Feodosia existierte schon zur Zeit der antiken Griechen. Im Mittelalter war die Stadt ein grosser Umschlagplatz fuer Sklaven. Sogar die Genuer herrschten eine Zeit lang ueber diesen Ort am oestlichen Ende des Krimgebirges und errichteten eine Festung, dessen Ruinen noch besichtigt werden koennen. Heute ist es eine der beliebten Feriendestination fuer die Touristen
aus Russland und der Ukraine.
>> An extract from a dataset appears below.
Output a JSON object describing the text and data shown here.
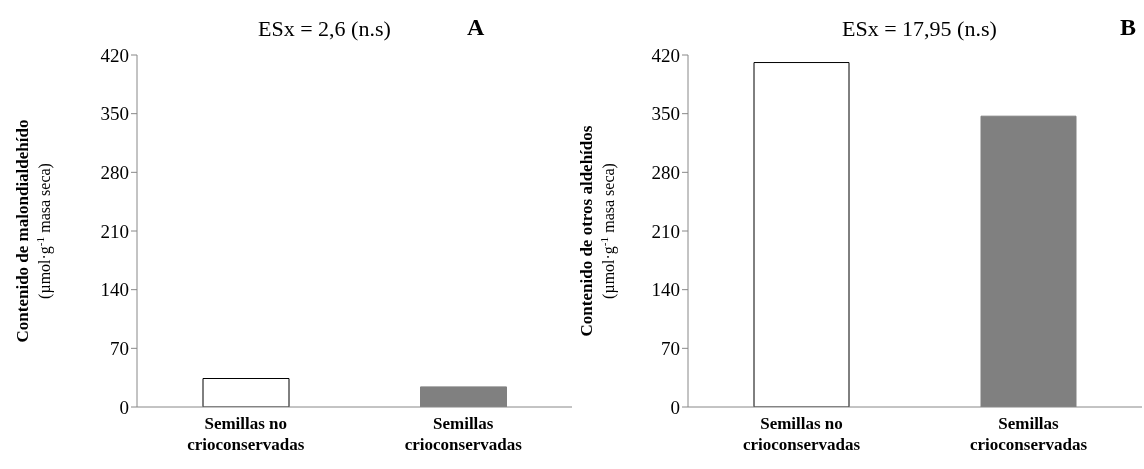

Ich treffe aber auch mehr und mehr auf Reisende aus Deutschland, Polen und Italien.
Von hier aus reise ich ueber Koktebel und Sudak nach Yalta. Nach den Wochen in der Wueste Chinas und der Steppe Kasachstans geniesse ich das Blau des Meeres, die gegen Westen immer steiler ansteigenden Berge und die noch warmen Sonnenstrahlen des Septembers. Die Saison geht hier fuer die Tourismusindustrie langsam zu Ende, obwohl die Promenaden entlang den Straenden immernoch voller Verkaufsstaenden und tosend lauten Attraktionen sind.
In Yalta besichtige ich den Livadia Palast, in dem Stalin 1945 Churchill und Roosevelt zur Yalta Konferenz empfing, und erinnere mich an meine Geschichtsvorlesungen im dunkeln Saal des Uni Dufour Gebaeudes in Genf. Der Palast wurde Anfang 20. Jahrhunderts fuer die Zarenfamilie erbaut, die wie andere russische Aristokraten an die Schwarzmeerkueste kamen, um ihre Tuberkulose zu heilen. Im Gegensatz zu ihnen scheint der Ort meiner Gesundheit nicht wohl gesinnt zu sein, denn ich hole mir eine Erkaeltung ein.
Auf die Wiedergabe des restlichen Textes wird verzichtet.